Es difícil imaginarlo ahora, pero en los años sesenta y setenta, cada nueva película de Ingmar Bergman se esperaba con una expectación y se recibía con un interés semejante a una película de Alfred Hitchcock, lo que resulta aún más asombroso si certificamos la enorme diferencia entre ambos cineastas, no solamente en aquello que buscaban, sino en aquello que representaban: el británico el cine espectáculo, el sueco el cine artístico. Pero Bergman era un director estrella, incluso a su pesar, y lo era porque sus filmes resultaban tremendamente intensos, provocativos y personales. Sobre todo personales. Demasiado personales. Esa era la clave que hacía que los cinéfilos y la crítica, demasiado acostumbrados a ver cine académico, se quedaran estupefactos con cada nueva película suya, muchas veces sin saber qué hacer con ellas. Y en 1972, año del estreno mundial de ‘Gritos y susurros’, el cineasta de Upsala, ya tenía varias obras maestras en su haber (es, quizá, uno de los cuatro o cinco directores que más obras geniales ha realizado), reconocidas incluso hasta por la crítica menos perspicaz, que sin embargo una vez más no supo qué hacer con ella, o no supo cómo interpretarla de modo que pudiera hacerle justicia. Ese es quizá uno de los condicionantes de la mayoría de las obras más personales y complejas, que es muy difícil hacerle justicia, y que a veces han de pasar varias décadas para escribir sobre ellas sin hacer el ridículo.

Filme número cuarenta y dos, nada menos, de Bergman, ‘Gritos y susurros’ es una de sus más grandes obras maestras, que vista hoy resulta más hipnótica, poderosa y sublime quizá que nunca, porque en ella se encierra no solamente una visión del mundo y de la vida absolutamente certera, poética y convincente, sino que además es uno de los relatos sobre la agonía y la muerte más arrasadores que se recuerdan. Pocas veces hemos asistido en la pantalla a la representación de una enfermedad terminal con una fuerza y una angustia similares a esta. El hiper-exquisito y auto-convencido de su genialidad Albert Serra se ha visto esta película una docena de veces (sin reconocerlo) antes de su minúscula ‘La muerte de Luis XIV’ (2015), y no ha entendido absolutamente nada.

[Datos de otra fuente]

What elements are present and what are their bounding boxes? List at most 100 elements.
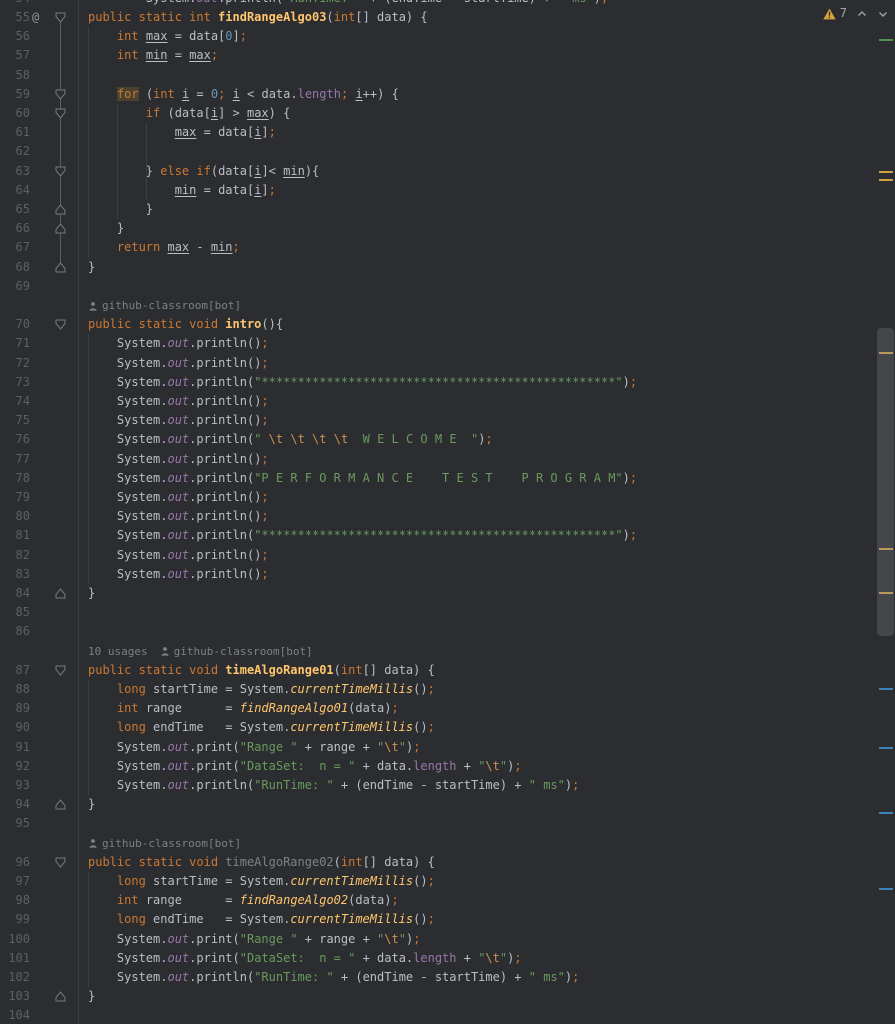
- code-text[interactable]: } else if(data[i]< min){: [88, 162, 319, 181]
- author-hint[interactable]: github-classroom[bot]: [102, 296, 241, 315]
- line-number[interactable]: 86: [0, 622, 30, 641]
- line-number[interactable]: 75: [0, 411, 30, 430]
- author-hint[interactable]: github-classroom[bot]: [102, 834, 241, 853]
- code-text[interactable]: System.out.println();: [88, 411, 269, 430]
- code-text[interactable]: System.out.println();: [88, 488, 269, 507]
- code-text[interactable]: }: [88, 584, 95, 603]
- code-text[interactable]: System.out.println();: [88, 334, 269, 353]
- line-number[interactable]: 69: [0, 277, 30, 296]
- fold-expanded-icon[interactable]: [55, 108, 66, 119]
- line-number[interactable]: 61: [0, 123, 30, 142]
- stripe-mark-info[interactable]: [879, 747, 893, 749]
- code-text[interactable]: System.out.println("RunTime: " + (endTim…: [88, 968, 579, 987]
- line-number[interactable]: 89: [0, 699, 30, 718]
- code-text[interactable]: System.out.println();: [88, 392, 269, 411]
- line-number[interactable]: 79: [0, 488, 30, 507]
- code-text[interactable]: }: [88, 795, 95, 814]
- code-text[interactable]: System.out.println("P E R F O R M A N C …: [88, 469, 637, 488]
- scrollbar-thumb[interactable]: [877, 328, 894, 636]
- stripe-mark-warning[interactable]: [879, 179, 893, 181]
- fold-expanded-icon[interactable]: [55, 319, 66, 330]
- line-number[interactable]: 80: [0, 507, 30, 526]
- line-number[interactable]: 56: [0, 27, 30, 46]
- line-number[interactable]: 92: [0, 757, 30, 776]
- code-text[interactable]: for (int i = 0; i < data.length; i++) {: [88, 85, 399, 104]
- line-number[interactable]: 84: [0, 584, 30, 603]
- stripe-mark-info[interactable]: [879, 888, 893, 890]
- line-number[interactable]: 103: [0, 987, 30, 1006]
- fold-collapse-end-icon[interactable]: [55, 223, 66, 234]
- line-number[interactable]: 59: [0, 85, 30, 104]
- line-number[interactable]: 100: [0, 930, 30, 949]
- line-number[interactable]: 104: [0, 1006, 30, 1024]
- line-number[interactable]: 58: [0, 66, 30, 85]
- stripe-mark-info[interactable]: [879, 688, 893, 690]
- code-text[interactable]: System.out.println("********************…: [88, 373, 637, 392]
- line-number[interactable]: 55: [0, 8, 30, 27]
- next-problem-button[interactable]: [877, 8, 889, 20]
- code-text[interactable]: }: [88, 219, 124, 238]
- code-text[interactable]: System.out.println();: [88, 354, 269, 373]
- code-text[interactable]: System.out.println();: [88, 546, 269, 565]
- line-number[interactable]: 71: [0, 334, 30, 353]
- line-number[interactable]: 66: [0, 219, 30, 238]
- line-number[interactable]: 95: [0, 814, 30, 833]
- code-text[interactable]: long endTime = System.currentTimeMillis(…: [88, 910, 435, 929]
- line-number[interactable]: 96: [0, 853, 30, 872]
- previous-problem-button[interactable]: [856, 8, 868, 20]
- line-number[interactable]: 82: [0, 546, 30, 565]
- line-number[interactable]: 78: [0, 469, 30, 488]
- line-number[interactable]: 85: [0, 603, 30, 622]
- code-text[interactable]: return max - min;: [88, 238, 240, 257]
- line-number[interactable]: 101: [0, 949, 30, 968]
- code-text[interactable]: System.out.println("RunTime: " + (endTim…: [88, 776, 579, 795]
- line-number[interactable]: 98: [0, 891, 30, 910]
- code-text[interactable]: System.out.println();: [88, 450, 269, 469]
- code-text[interactable]: public static void timeAlgoRange02(int[]…: [88, 853, 435, 872]
- fold-expanded-icon[interactable]: [55, 166, 66, 177]
- fold-expanded-icon[interactable]: [55, 12, 66, 23]
- line-number[interactable]: 62: [0, 142, 30, 161]
- line-number[interactable]: 90: [0, 718, 30, 737]
- line-number[interactable]: 67: [0, 238, 30, 257]
- code-text[interactable]: min = data[i];: [88, 181, 276, 200]
- author-hint[interactable]: github-classroom[bot]: [174, 642, 313, 661]
- line-number[interactable]: 76: [0, 430, 30, 449]
- code-text[interactable]: System.out.println();: [88, 507, 269, 526]
- fold-collapse-end-icon[interactable]: [55, 204, 66, 215]
- stripe-mark-warning[interactable]: [879, 171, 893, 173]
- code-text[interactable]: public static void intro(){: [88, 315, 283, 334]
- fold-collapse-end-icon[interactable]: [55, 261, 66, 273]
- code-text[interactable]: System.out.println(" \t \t \t \t W E L C…: [88, 430, 493, 449]
- code-text[interactable]: System.out.print("Range " + range + "\t"…: [88, 738, 421, 757]
- code-text[interactable]: System.out.print("Range " + range + "\t"…: [88, 930, 421, 949]
- line-number[interactable]: 60: [0, 104, 30, 123]
- line-number[interactable]: 91: [0, 738, 30, 757]
- code-text[interactable]: System.out.println("RunTime: " + (endTim…: [88, 0, 608, 8]
- line-number[interactable]: 94: [0, 795, 30, 814]
- code-text[interactable]: public static void timeAlgoRange01(int[]…: [88, 661, 435, 680]
- warnings-indicator[interactable]: [823, 8, 836, 20]
- stripe-mark-info[interactable]: [879, 812, 893, 814]
- line-number[interactable]: 54: [0, 0, 30, 8]
- line-number[interactable]: 73: [0, 373, 30, 392]
- code-text[interactable]: System.out.println("********************…: [88, 526, 637, 545]
- fold-expanded-icon[interactable]: [55, 665, 66, 676]
- line-number[interactable]: 65: [0, 200, 30, 219]
- line-number[interactable]: 72: [0, 354, 30, 373]
- line-number[interactable]: 70: [0, 315, 30, 334]
- code-text[interactable]: long startTime = System.currentTimeMilli…: [88, 680, 435, 699]
- code-text[interactable]: int range = findRangeAlgo01(data);: [88, 699, 399, 718]
- code-text[interactable]: int range = findRangeAlgo02(data);: [88, 891, 399, 910]
- fold-expanded-icon[interactable]: [55, 857, 66, 868]
- code-text[interactable]: if (data[i] > max) {: [88, 104, 291, 123]
- fold-expanded-icon[interactable]: [55, 89, 66, 100]
- fold-collapse-end-icon[interactable]: [55, 991, 66, 1002]
- line-number[interactable]: 93: [0, 776, 30, 795]
- code-text[interactable]: }: [88, 200, 153, 219]
- line-number[interactable]: 68: [0, 258, 30, 277]
- code-text[interactable]: long startTime = System.currentTimeMilli…: [88, 872, 435, 891]
- code-text[interactable]: System.out.print("DataSet: n = " + data.…: [88, 757, 522, 776]
- code-text[interactable]: System.out.println();: [88, 565, 269, 584]
- fold-collapse-end-icon[interactable]: [55, 588, 66, 599]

En Bergman la muerte de su personaje no es el lienzo, sino el marco, la excusa para desarrollar, en el seno de ese relato, otros muchos relatos, otros muchos tiempos y espacios narrativos, que se van abriendo en abanico con una naturalidad y una fuerza insospechadas. Agnes (una inconmensurable Harriet Andersson) se está muriendo, y sus dos hermanas, Karin (impresionante Ingrid Thulin) y Maria (superlativa Liv Ullmann, que también interpreta a la madre de las tres), cuidan de ella en estos últimos momentos de su vida, ayudadas por la criada Anna (impresionante Kari Sylwan en un papel muy difícil). Pero las tres hermanas hace mucho que no tienen un verdadero vínculo emocional, y esto se nota desde la primera secuencia. ¿Cómo se nota? Pues por la sabia puesta en escena de Bergman, que ya en la secuencia de apertura deja a Agnes sola en su lento despertar, y que sitúa a las hermanas muy lejos físicamente la una de la otra, y sin mirarse casi nunca a los ojos. Bergman tuvo la visión de cuatro mujeres solas en una enorme habitación roja, pero en la ejecución de los diversos espacios narrativos siempre trata a cada personaje en su propia soledad interior, sin comunicarse con los demás, afrontando la situación en solitario, salvo en el caso de la criada, que sí tiene un verdadero vínculo con Agnes, algo que va a quedar cada vez más palpable a medida que avance la película.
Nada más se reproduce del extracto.